Apparemment irrationnels et risqués, puisqu'ils obligent à «faire comme si » l'on croyait
pleinement, ces gestes domptent l'orgueil de l'homme, l'ouvrent à la grâce et, par l'automatisme qui a ses
racines au plus profond de l'organisme, entraînent l'être tout entier dans la foi, jusqu'à l'imprégner de créance.
La coutume l'y confirmera 1 et, peu à peu, une évidence intuitive remplacera la nécessité primitive de l'effort
rationnel : « La raison agit avec lenteur, et avec tant de vues, sur tant de principes, lesquels il faut qu'ils
soient toujours présents, qu'à toute heure elle s'assoupit ou s'égare, manque d'avoir tous ses principes
présents.
Le sentiment n'agit pas ainsi : il agit en un instant, et toujours est prêt à agir.
Il faut donc mettre
notre foi dans le sentiment, autrement elle sera toujours vacillante ».

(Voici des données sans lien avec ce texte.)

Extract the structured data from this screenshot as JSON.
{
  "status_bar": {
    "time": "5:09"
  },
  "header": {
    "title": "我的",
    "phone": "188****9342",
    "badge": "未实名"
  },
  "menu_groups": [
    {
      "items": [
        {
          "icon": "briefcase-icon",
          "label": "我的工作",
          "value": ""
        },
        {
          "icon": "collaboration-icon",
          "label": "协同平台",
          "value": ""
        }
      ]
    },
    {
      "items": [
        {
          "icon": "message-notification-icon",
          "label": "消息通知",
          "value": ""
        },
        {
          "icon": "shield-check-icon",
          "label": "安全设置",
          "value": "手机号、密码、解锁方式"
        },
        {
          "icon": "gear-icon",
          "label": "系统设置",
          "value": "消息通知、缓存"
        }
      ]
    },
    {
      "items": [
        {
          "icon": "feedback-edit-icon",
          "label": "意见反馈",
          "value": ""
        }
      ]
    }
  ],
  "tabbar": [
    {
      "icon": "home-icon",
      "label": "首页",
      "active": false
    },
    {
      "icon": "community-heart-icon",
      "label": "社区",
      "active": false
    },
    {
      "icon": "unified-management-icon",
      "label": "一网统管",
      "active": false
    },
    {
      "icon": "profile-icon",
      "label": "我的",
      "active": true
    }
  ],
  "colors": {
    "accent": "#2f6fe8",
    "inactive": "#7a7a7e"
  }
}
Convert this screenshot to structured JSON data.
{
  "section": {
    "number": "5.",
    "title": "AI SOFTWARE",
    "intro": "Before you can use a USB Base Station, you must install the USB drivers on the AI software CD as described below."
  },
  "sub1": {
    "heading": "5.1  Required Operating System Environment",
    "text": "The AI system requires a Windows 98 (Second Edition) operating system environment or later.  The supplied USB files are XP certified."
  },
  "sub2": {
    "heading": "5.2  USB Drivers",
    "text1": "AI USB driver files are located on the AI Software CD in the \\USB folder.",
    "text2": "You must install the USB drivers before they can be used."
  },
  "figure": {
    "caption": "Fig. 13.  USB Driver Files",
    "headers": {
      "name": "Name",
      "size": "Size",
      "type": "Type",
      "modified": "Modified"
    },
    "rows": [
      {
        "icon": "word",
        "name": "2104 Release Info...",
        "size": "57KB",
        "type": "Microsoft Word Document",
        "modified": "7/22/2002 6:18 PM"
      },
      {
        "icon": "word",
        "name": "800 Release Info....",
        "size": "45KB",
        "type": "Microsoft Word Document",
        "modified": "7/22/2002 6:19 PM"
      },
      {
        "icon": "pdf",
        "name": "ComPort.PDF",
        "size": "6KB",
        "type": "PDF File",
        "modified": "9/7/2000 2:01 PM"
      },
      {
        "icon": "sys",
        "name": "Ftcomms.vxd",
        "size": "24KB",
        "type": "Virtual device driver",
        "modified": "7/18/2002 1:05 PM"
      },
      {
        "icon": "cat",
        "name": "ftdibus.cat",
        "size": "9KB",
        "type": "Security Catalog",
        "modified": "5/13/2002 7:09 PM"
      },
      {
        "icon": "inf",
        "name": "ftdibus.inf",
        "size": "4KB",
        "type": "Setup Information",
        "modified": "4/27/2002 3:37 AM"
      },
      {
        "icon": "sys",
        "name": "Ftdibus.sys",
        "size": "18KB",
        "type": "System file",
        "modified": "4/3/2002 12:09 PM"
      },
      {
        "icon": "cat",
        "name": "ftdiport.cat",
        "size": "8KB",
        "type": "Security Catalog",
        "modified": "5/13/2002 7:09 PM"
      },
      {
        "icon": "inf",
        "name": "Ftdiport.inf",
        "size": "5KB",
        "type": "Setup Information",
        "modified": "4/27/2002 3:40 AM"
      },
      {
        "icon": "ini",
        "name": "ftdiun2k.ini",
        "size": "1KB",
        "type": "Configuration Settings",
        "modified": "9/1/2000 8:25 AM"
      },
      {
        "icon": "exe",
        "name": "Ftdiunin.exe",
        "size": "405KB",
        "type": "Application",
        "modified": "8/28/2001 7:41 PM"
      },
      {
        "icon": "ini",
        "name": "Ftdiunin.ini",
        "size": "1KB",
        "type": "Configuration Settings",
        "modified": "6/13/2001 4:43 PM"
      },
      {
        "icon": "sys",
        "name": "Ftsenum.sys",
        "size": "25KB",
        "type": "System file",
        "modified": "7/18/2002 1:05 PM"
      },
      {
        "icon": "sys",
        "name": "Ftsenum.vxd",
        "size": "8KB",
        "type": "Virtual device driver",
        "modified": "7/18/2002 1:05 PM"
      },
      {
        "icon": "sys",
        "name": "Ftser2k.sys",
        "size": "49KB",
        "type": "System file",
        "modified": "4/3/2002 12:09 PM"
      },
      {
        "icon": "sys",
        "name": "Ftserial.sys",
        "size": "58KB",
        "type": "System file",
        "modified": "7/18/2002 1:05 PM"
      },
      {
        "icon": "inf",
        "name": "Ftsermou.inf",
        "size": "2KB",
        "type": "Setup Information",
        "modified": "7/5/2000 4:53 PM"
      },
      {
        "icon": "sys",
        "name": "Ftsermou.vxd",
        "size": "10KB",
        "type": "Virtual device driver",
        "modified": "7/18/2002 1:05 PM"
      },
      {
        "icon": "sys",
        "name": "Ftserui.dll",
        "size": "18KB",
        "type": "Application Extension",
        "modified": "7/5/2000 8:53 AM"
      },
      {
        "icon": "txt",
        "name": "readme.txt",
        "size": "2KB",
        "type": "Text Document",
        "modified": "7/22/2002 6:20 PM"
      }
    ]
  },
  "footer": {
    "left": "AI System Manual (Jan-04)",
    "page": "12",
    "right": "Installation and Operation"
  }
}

Et, de même que la vérité scientifique
est inséparable d'une recherche indéfinie, l'Infini de Charité s'ouvre à l'effort incessant du chrétien et une
inquiétude douloureuse anime la joie même de sa possession : « Tu ne me chercherais pas si tu ne m'avais
trouvé ».
L'immensité du Don réclame de l'homme une tension extrême et, dans la poursuite de la perfection,
il n'y a pas place pour les médiocres : pour garder l'esprit du christianisme, il faut en observer à la lettre les
préceptes.
Pascal s'indigne qu'on puisse biaiser avec la morale et qu'il y ait moyen de tourner la loi.
Il ira,
quant à lui, jusqu'à la révolte pour ne pas mentir à la sincérité...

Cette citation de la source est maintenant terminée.